That result is boring : http://chrisblattman.com/2011/02/07/are-amelie-and-gregoire-more-employable-than-aishah-and-abdul
What is definitively *not* boring, and at the moment surprisingly little talked about, is the result of testing the use of anonymous resume.

The very serious French CREST http://www.crest.fr/ has just published the results :
– without anonymous resume : One immigrant out of 10 gets an interview against one out of 8 for the rest of the population
– with anonymous resume : One immigrant out of 22 gets an interview against one out of 6 for the rest of the population

On the other hand anonymous resume was effective to reduce discrimimnation against women and older candidates (I believe it’s quite different in the US, but there’s a very strong tendency to not recruit an aged candidate in France) but the study also concludes that the major problem here is the tendency of recruiter to select people who are similar to themselves, so that it will be circumvented by having more diversity in recruiters (and that without an anonymous resume, it’s the older recruiter who whill recrute the older candidate, the women who will recrute another woman, so that there’s not so much to gain from the anonymous resume)

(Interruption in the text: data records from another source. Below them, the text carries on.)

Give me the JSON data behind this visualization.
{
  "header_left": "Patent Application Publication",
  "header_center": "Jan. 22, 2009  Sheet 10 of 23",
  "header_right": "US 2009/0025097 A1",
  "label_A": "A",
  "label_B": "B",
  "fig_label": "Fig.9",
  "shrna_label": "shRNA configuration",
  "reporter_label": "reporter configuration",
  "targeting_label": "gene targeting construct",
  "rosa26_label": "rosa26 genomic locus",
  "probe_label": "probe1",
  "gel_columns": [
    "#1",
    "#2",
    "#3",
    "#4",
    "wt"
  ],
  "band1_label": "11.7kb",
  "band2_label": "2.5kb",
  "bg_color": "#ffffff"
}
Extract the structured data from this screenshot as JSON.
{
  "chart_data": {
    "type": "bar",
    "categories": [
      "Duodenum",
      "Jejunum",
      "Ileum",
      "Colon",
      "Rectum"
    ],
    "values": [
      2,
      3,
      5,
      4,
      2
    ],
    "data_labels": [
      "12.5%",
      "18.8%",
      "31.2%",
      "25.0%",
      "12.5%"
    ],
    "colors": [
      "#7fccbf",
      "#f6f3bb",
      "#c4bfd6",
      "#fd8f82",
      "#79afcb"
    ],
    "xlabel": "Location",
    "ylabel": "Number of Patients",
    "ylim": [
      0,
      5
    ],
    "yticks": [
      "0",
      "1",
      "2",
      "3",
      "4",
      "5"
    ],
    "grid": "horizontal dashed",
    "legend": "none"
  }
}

Here are the papers in French :
http://www.crest.fr/images/CVanonyme/synthese.pdf
http://www.crest.fr/images/CVanonyme/rapport.pdf

An earlier test was finding positive effects from anonymous resume :
http://www.lavoixdunord.fr/France_Monde/actualite/Secteur_France_Monde/2009/11/04/article_la-relance-du-cv-anonyme-peut-s-inspirer.shtml

Some public employee complains that the push to get a significant number of results was so strong that at the end they had to force employeer to accept to receive anonymous resume :
http://www.actuchomage.org/forum/index.php?f=10&t=41002&rb_v=viewtopic

Isn’t the 1 out of 8 result for non-anonymous resume surprisingly good WRT employers not discriminating ? That’s a bit suspicious.